List the two big causes of hyperglycemic crises.
Lack of or insufficient insulin replacement therapy
Undiagnosed, untreated diabetes mellitus
Treatment failure in known diabetics:
Insulin pump failure
Forgotten insulin injection
Poor adherence to insulin therapy
Inability to afford treatment
Increased insulin demand
Stress: infections, surgery, trauma, myocardial infarction, burns, heatstroke
Drugs: glucocorticoid therapy, cocaine use, alcohol abuse
What is a common initial manifestion of type 1 DM?
DKA, often precipitated by infection (e.g., pneumonia, urinary tract infection), is a common initial manifestation of type 1 diabetes mellitus (∼ 30% of cases).
Overview (table).
Describe the osmotic diuresis and hypovolemia in DKA (diabetic ketoacidosis).
Osmotic diuresis and hypovolemia
Insulin normally elevates cellular uptake of glucose from the blood.
In the insulin-deficient state of DKA, hyperglycemia occurs.
Hyperglycemia, in turn, leads to progressive volume depletion via osmotic diuresis.
Insulin deficiency → hyperglycemia → hyperosmolality → osmotic diuresis and loss of electrolytes → hypovolemia
Hypovolemia resulting from DKA can lead to acute kidney injury (AKI) due to decreased renal blood flow! Hypovolemic shock may also develop.
Describe the metabolic acidosis with increased anion gap in DKA.
Insulin deficiency also increases fat breakdown (lipolysis).
Metabolic acidosis develops as the free fatty acids generated by lipolysis become ketones, two of which are acidic (acetoacetic acid and beta-hydroxybutyric acid).
Serum bicarbonate is consumed as a buffer for the acidic ketones. Metabolic acidosis with an elevated anion gap is therefore characteristic of DKA.

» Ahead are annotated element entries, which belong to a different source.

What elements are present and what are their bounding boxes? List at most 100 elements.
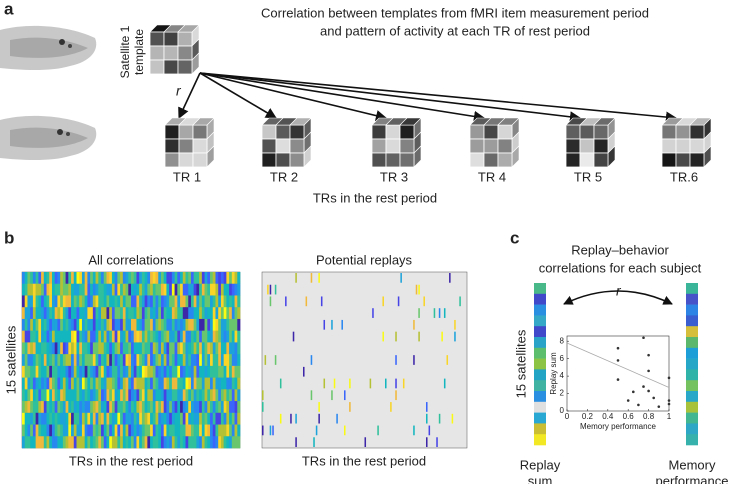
heatmap-cell [22,307,26,320]
color-cell [686,337,698,349]
heatmap-cell [166,354,170,367]
heatmap-cell [81,436,85,449]
heatmap-cell [92,436,96,449]
heatmap-cell [120,424,124,437]
heatmap-cell [223,377,227,390]
scatter-point [616,359,620,362]
heatmap-cell [81,272,85,285]
heatmap-cell [73,389,77,402]
heatmap-cell [144,330,148,343]
heatmap-cell [234,424,238,437]
heatmap-cell [155,307,159,320]
heatmap-cell [106,412,110,425]
heatmap-cell [193,342,197,355]
heatmap-cell [210,295,214,308]
heatmap-cell [79,318,83,331]
heatmap-cell [226,377,230,390]
template-label: Satellite 1 [118,25,132,78]
heatmap-cell [84,401,88,414]
heatmap-cell [155,342,159,355]
heatmap-cell [171,365,175,378]
heatmap-cell [158,342,162,355]
heatmap-cell [128,389,132,402]
heatmap-cell [210,354,214,367]
heatmap-cell [234,365,238,378]
heatmap-cell [364,437,367,447]
heatmap-cell [101,436,105,449]
heatmap-cell [122,330,126,343]
heatmap-cell [177,342,181,355]
heatmap-cell [218,389,222,402]
color-cell [686,283,698,295]
heatmap-cell [46,295,50,308]
heatmap-cell [139,272,143,285]
cube-cell [579,152,595,168]
heatmap-cell [114,307,118,320]
heatmap-cell [60,436,64,449]
heatmap-cell [87,342,91,355]
heatmap-cell [264,355,267,365]
heatmap-cell [46,330,50,343]
heatmap-cell [27,283,31,296]
heatmap-cell [147,307,151,320]
heatmap-cell [106,295,110,308]
y-tick-label: 2 [560,389,565,398]
heatmap-cell [43,365,47,378]
heatmap-cell [207,318,211,331]
heatmap-cell [62,401,66,414]
heatmap-cell [395,331,397,342]
heatmap-cell [182,424,186,437]
cube-cell [192,124,208,140]
heatmap-cell [220,377,224,390]
heatmap-cell [207,412,211,425]
heatmap-cell [190,436,194,449]
heatmap-cell [215,342,219,355]
heatmap-cell [193,377,197,390]
heatmap-cell [51,424,55,437]
color-cell [534,401,546,413]
axis-label: TRs in the rest period [313,190,437,205]
heatmap-cell [54,330,58,343]
heatmap-cell [231,330,235,343]
heatmap-cell [128,283,132,296]
heatmap-cell [43,412,47,425]
heatmap-cell [106,283,110,296]
heatmap-cell [229,318,233,331]
heatmap-cell [76,354,80,367]
heatmap-cell [231,272,235,285]
heatmap-cell [38,401,42,414]
heatmap-cell [166,377,170,390]
heatmap-cell [103,318,107,331]
heatmap-cell [38,354,42,367]
heatmap-cell [117,436,121,449]
heatmap-cell [218,283,222,296]
cube [261,117,312,168]
cube-cell [469,152,485,168]
heatmap-cell [147,354,151,367]
heatmap-cell [160,342,164,355]
heatmap-cell [51,354,55,367]
heatmap-cell [54,354,58,367]
heatmap-cell [128,272,132,285]
heatmap-cell [68,354,72,367]
heatmap-cell [237,412,241,425]
heatmap-cell [147,436,151,449]
heatmap-cell [182,412,186,425]
color-cell [534,347,546,359]
heatmap-cell [180,272,184,285]
heatmap-cell [185,295,189,308]
heatmap-cell [106,377,110,390]
axis-label: 15 satellites [513,329,528,398]
cube-cell [164,138,180,154]
heatmap-cell [68,318,72,331]
heatmap-cell [114,365,118,378]
heatmap-cell [210,424,214,437]
heatmap-cell [35,412,39,425]
heatmap-cell [226,436,230,449]
heatmap-cell [76,377,80,390]
trend-line [566,342,670,388]
heatmap-cell [114,318,118,331]
heatmap-cell [234,389,238,402]
heatmap-cell [166,318,170,331]
arrow [199,72,486,122]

Insulin deficiency → ↑ lipolysis → ↑ free fatty acids → hepatic ketone production (ketogenesis) → ketosis → bicarbonate consumption (as a buffer) → anion gap metabolic acidosis
Describe the intracellular potassium deficit of DKA.

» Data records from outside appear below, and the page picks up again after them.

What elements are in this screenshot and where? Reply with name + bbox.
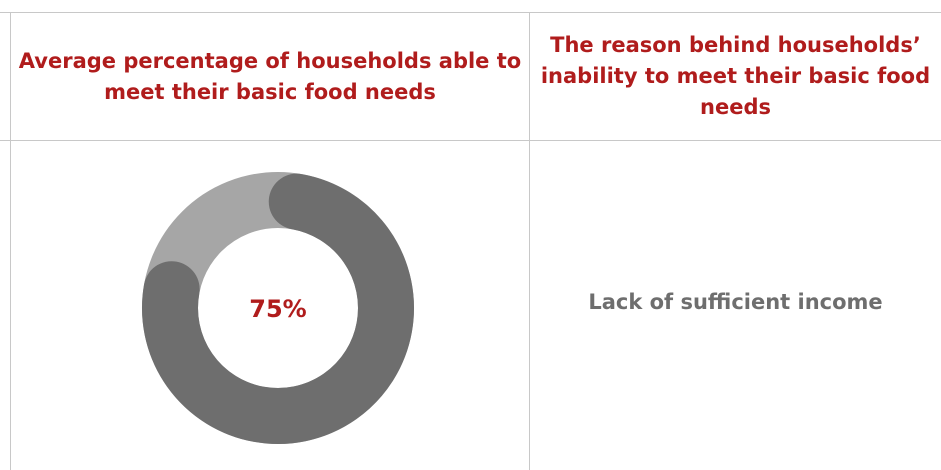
table-header-divider bbox=[0, 140, 941, 141]
reason-text: Lack of sufficient income bbox=[588, 290, 883, 314]
header-reason: The reason behind households’ inability … bbox=[540, 33, 931, 119]
donut-segment-able bbox=[142, 173, 414, 444]
table-column-divider bbox=[529, 12, 530, 470]
table-top-border bbox=[0, 12, 941, 13]
donut-chart: 75% bbox=[142, 172, 414, 444]
header-average-percentage: Average percentage of households able to… bbox=[18, 48, 522, 104]
donut-center-label: 75% bbox=[249, 295, 306, 323]
table-left-border bbox=[10, 12, 11, 470]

As a result of hyperglycemic hyperosmolality, potassium shifts along with water from inside cells to the extracellular space and is lost in the urine.
Insulin normally promotes cellular potassium uptake but is absent in DKA, compounding the problem.

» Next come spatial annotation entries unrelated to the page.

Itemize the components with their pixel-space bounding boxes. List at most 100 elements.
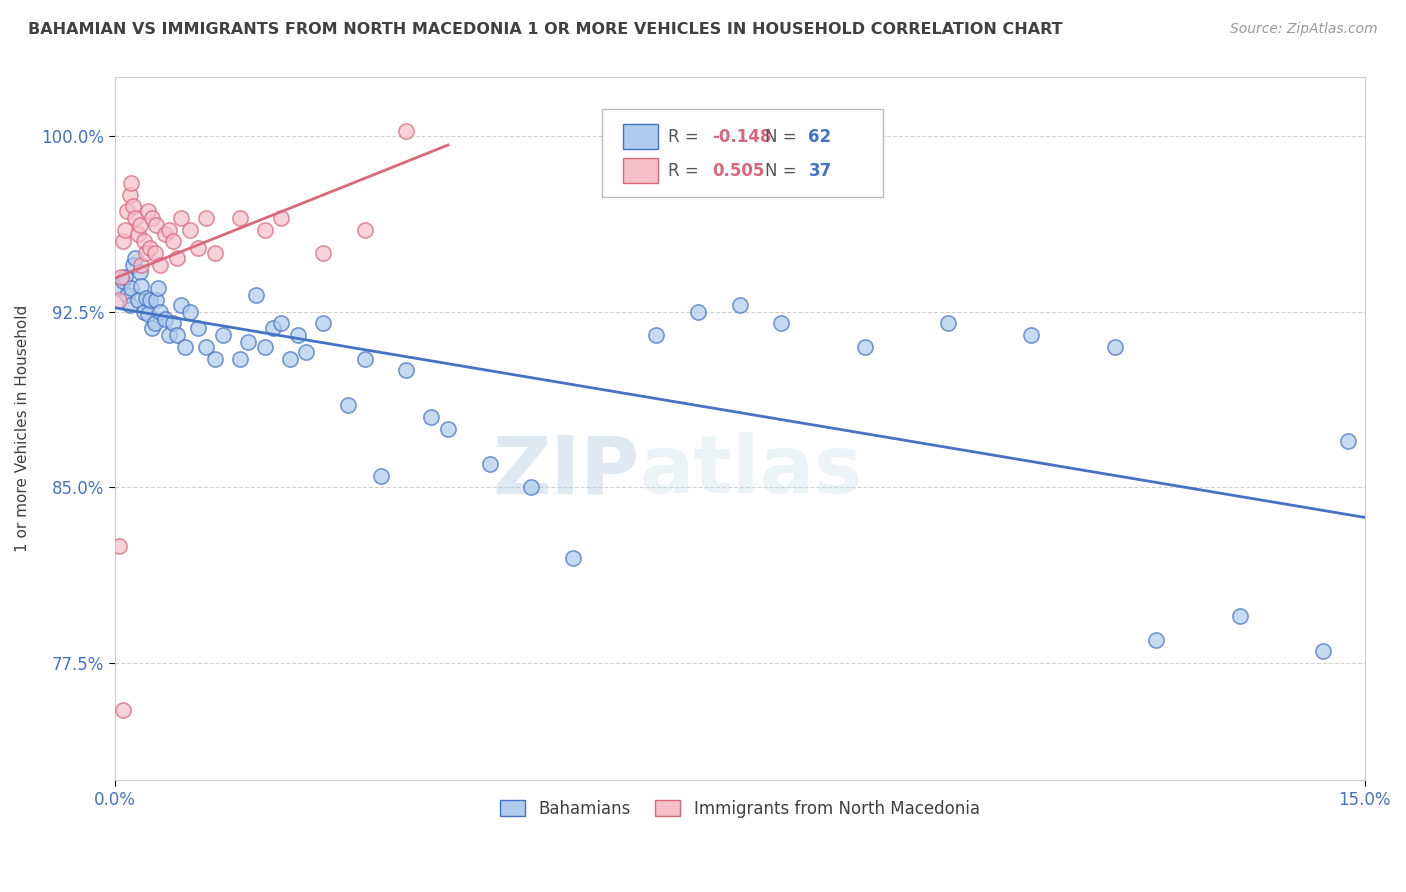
Point	[204, 351, 226, 366]
Point	[129, 258, 152, 272]
Point	[111, 703, 134, 717]
Point	[132, 235, 155, 249]
Point	[336, 399, 359, 413]
Point	[153, 227, 176, 242]
Point	[420, 410, 443, 425]
Text: 0.505: 0.505	[711, 161, 765, 180]
FancyBboxPatch shape	[623, 158, 658, 184]
Point	[1229, 609, 1251, 624]
Point	[128, 218, 150, 232]
Point	[270, 211, 292, 225]
Point	[312, 317, 335, 331]
Point	[170, 211, 193, 225]
Point	[124, 211, 146, 225]
Point	[166, 328, 188, 343]
Point	[136, 307, 159, 321]
Point	[295, 344, 318, 359]
Point	[166, 251, 188, 265]
Point	[115, 204, 138, 219]
Point	[1021, 328, 1043, 343]
Point	[179, 223, 201, 237]
Point	[120, 281, 142, 295]
Point	[118, 298, 141, 312]
Point	[146, 281, 169, 295]
Point	[138, 242, 160, 256]
Point	[204, 246, 226, 260]
Text: 37: 37	[808, 161, 832, 180]
Point	[187, 242, 209, 256]
Point	[212, 328, 235, 343]
Legend: Bahamians, Immigrants from North Macedonia: Bahamians, Immigrants from North Macedon…	[494, 793, 987, 825]
Point	[228, 351, 250, 366]
Point	[1104, 340, 1126, 354]
Y-axis label: 1 or more Vehicles in Household: 1 or more Vehicles in Household	[15, 305, 30, 552]
Point	[187, 321, 209, 335]
Point	[686, 304, 709, 318]
Point	[145, 293, 167, 307]
Point	[245, 288, 267, 302]
Point	[121, 258, 143, 272]
Point	[138, 293, 160, 307]
Point	[1144, 632, 1167, 647]
Point	[853, 340, 876, 354]
Point	[128, 265, 150, 279]
Point	[312, 246, 335, 260]
Point	[1337, 434, 1360, 448]
Point	[395, 124, 418, 138]
Point	[936, 317, 959, 331]
Point	[153, 311, 176, 326]
Point	[111, 274, 134, 288]
Point	[141, 211, 163, 225]
Point	[135, 291, 157, 305]
Point	[645, 328, 668, 343]
Point	[107, 293, 129, 307]
Point	[728, 298, 751, 312]
Point	[107, 281, 129, 295]
Point	[195, 340, 218, 354]
Point	[118, 187, 141, 202]
Point	[162, 317, 184, 331]
Point	[174, 340, 197, 354]
Point	[110, 269, 132, 284]
Point	[278, 351, 301, 366]
Point	[135, 246, 157, 260]
Point	[561, 550, 583, 565]
Point	[270, 317, 292, 331]
Point	[395, 363, 418, 377]
Point	[253, 340, 276, 354]
Point	[121, 199, 143, 213]
Point	[115, 288, 138, 302]
FancyBboxPatch shape	[623, 124, 658, 150]
Point	[170, 298, 193, 312]
Point	[520, 480, 543, 494]
Text: -0.148: -0.148	[711, 128, 772, 145]
Point	[149, 258, 172, 272]
Text: R =: R =	[668, 161, 704, 180]
Text: ZIP: ZIP	[492, 432, 640, 510]
Point	[262, 321, 284, 335]
Point	[107, 539, 129, 553]
Point	[162, 235, 184, 249]
Point	[114, 269, 136, 284]
Point	[437, 422, 460, 436]
Text: 62: 62	[808, 128, 831, 145]
Point	[236, 335, 259, 350]
Text: N =: N =	[765, 128, 801, 145]
Point	[143, 246, 166, 260]
Point	[143, 317, 166, 331]
Text: atlas: atlas	[640, 432, 863, 510]
FancyBboxPatch shape	[602, 109, 883, 197]
Point	[157, 328, 180, 343]
Point	[127, 293, 149, 307]
Point	[1312, 644, 1334, 658]
Point	[287, 328, 309, 343]
Point	[124, 251, 146, 265]
Text: BAHAMIAN VS IMMIGRANTS FROM NORTH MACEDONIA 1 OR MORE VEHICLES IN HOUSEHOLD CORR: BAHAMIAN VS IMMIGRANTS FROM NORTH MACEDO…	[28, 22, 1063, 37]
Point	[120, 176, 142, 190]
Point	[114, 223, 136, 237]
Point	[353, 223, 375, 237]
Point	[145, 218, 167, 232]
Point	[111, 235, 134, 249]
Point	[157, 223, 180, 237]
Point	[370, 468, 392, 483]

A total body potassium deficit develops in the body, although serum potassium may be normal or even paradoxically elevated.
Insulin deficiency → hyperosmolality → K+ shift out of cells + lack of insulin to promote K+ uptake → intracellular K+depleted → total body K+ deficit despite normal or even elevated serum K+
Describe the Hyperosmolar hyperglycemic state (HHS).
Primarily affects patients with type 2 diabetes
The pathophysiology of HHS is similar to that of DKA.
However, in HHS, there are still small amounts of insulin being secreted by the pancreas, and this is sufficient to prevent DKA by suppressing lipolysis and, in turn, ketogenesis.
HHS is characterized by symptoms of marked dehydration (and loss of electrolytes) due to the predominating hyperglycemia and osmotic diuresis.